Today at 12:30 (GMT), the most important indicator characterizing the state of the US economy - GDP data for the 2nd quarter - will be published. A modest increase of +0.4% is expected. However, there is also a negative forecast for a further fall in GDP, which will already speak of a recession in the US economy. And, although the US government is so afraid of this word, it is possible that this scenario has an extremely high probability of being realized.

If so, tightening monetary policy by raising interest rates in a recession would be extremely devastating for an economy.

And if the threat of recession is followed by the threat of stagflation (zero growth or falling GDP amid high inflation), this is an even worse scenario, threatening the economy with a downward spiral with millions of unemployed citizens and the impoverishment of the majority of the country's population.

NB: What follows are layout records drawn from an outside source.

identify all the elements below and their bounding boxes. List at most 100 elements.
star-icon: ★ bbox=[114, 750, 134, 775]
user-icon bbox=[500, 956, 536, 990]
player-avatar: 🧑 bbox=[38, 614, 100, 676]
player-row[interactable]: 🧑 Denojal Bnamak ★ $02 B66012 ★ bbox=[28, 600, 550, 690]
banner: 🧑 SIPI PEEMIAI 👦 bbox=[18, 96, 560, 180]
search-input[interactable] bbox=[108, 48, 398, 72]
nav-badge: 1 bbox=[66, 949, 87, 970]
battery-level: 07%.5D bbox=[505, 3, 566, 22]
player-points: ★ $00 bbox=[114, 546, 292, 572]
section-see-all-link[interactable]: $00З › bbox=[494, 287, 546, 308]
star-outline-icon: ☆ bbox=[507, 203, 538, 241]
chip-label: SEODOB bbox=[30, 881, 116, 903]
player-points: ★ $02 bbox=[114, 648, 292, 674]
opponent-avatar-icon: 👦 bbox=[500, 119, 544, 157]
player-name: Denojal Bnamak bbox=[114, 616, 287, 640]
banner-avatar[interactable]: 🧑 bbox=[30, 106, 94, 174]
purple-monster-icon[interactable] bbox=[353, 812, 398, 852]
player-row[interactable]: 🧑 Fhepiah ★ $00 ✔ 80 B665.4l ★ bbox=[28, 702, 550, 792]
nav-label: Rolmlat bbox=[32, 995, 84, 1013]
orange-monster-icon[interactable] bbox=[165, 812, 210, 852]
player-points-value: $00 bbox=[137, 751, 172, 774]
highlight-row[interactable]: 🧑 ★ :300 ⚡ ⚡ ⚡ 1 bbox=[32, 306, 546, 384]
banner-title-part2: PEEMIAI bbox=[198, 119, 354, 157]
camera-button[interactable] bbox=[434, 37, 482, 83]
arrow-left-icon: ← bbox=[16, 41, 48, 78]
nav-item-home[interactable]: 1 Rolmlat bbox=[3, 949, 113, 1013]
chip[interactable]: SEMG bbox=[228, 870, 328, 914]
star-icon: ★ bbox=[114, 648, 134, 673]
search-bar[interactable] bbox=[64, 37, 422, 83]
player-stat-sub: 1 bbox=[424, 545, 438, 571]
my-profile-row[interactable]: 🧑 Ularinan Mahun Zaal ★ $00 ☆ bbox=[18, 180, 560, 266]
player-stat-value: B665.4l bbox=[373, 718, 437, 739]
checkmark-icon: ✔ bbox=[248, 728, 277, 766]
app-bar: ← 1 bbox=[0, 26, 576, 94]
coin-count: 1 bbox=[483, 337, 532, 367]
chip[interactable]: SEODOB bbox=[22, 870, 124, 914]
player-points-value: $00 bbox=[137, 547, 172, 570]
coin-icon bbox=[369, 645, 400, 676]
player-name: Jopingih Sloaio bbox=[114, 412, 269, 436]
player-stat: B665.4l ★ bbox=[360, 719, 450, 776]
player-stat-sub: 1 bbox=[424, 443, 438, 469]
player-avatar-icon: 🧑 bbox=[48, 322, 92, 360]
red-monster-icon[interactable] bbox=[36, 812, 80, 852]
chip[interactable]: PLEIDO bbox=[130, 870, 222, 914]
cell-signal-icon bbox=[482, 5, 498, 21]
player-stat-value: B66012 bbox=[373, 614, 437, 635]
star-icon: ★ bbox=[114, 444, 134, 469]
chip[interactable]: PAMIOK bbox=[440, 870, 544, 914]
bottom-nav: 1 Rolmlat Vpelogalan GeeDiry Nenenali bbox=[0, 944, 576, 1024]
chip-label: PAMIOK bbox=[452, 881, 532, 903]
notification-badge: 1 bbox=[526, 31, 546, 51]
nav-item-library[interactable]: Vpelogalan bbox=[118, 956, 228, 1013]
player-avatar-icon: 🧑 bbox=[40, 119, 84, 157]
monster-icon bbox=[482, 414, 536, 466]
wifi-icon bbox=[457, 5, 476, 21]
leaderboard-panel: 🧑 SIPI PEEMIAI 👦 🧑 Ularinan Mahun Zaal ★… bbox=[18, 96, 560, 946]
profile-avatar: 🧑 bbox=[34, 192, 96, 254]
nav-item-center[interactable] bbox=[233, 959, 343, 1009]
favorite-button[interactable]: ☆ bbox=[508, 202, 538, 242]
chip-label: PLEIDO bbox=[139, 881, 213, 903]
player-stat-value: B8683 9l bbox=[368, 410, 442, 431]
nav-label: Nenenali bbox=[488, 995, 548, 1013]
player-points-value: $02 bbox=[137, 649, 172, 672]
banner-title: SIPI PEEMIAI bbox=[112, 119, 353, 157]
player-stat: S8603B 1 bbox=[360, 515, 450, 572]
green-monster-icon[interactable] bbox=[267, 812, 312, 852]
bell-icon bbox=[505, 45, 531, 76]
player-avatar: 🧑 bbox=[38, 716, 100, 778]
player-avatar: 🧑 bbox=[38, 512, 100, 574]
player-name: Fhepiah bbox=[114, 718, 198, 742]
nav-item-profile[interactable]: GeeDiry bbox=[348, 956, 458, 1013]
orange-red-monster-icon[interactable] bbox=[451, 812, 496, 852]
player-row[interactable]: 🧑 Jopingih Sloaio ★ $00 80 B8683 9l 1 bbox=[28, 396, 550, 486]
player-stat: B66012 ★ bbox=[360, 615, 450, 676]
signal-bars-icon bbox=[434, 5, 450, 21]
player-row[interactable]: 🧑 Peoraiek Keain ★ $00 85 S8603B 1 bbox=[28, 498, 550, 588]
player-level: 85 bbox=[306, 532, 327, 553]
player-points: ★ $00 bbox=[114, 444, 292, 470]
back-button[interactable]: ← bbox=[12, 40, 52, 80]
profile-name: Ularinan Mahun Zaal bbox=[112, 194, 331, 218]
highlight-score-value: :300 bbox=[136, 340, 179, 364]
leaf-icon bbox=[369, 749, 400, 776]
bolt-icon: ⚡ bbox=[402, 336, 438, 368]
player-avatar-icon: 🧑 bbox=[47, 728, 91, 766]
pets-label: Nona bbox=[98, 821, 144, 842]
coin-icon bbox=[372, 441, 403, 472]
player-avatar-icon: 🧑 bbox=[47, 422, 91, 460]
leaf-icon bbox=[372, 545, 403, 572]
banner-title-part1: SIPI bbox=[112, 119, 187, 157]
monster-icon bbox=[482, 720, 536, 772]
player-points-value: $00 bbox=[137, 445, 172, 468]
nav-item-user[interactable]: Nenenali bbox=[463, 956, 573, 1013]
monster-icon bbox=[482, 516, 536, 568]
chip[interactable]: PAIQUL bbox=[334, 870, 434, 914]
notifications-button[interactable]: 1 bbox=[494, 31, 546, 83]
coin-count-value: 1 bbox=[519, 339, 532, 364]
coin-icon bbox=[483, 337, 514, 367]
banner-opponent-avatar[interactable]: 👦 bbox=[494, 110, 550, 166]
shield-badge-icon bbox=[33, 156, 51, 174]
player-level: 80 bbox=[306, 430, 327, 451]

The U.S. midterm congressional elections will be held in the fall (November 8), which could be critical for Democrats and for the 2024 presidential election. It is possible that soon, and even before the end of this year, the Fed will again have to move from tightening to easing its monetary policy.

That is why the dollar fell sharply yesterday, and today continued to fall during the Asian trading session.

Also at 12:30 (GMT) will be published weekly report from the US Department of Labor with data on the number of applications for unemployment. If everything turns out to be bad here, then the fall of the dollar, which stopped at the beginning of today's European session, may resume with renewed vigor.


In this situation, investors again turned their attention to gold. The XAU/USD pair is growing again today after yesterday's surge “to the north”.

The breakdown of the resistance levels of 1743.00, 1753.00, 1764.00 may again create preconditions for XAU/USD to enter the long-term bull market zone. But gold quotes are extremely sensitive to changes in the Fed's monetary policy: when interest rates rise, it usually falls in price!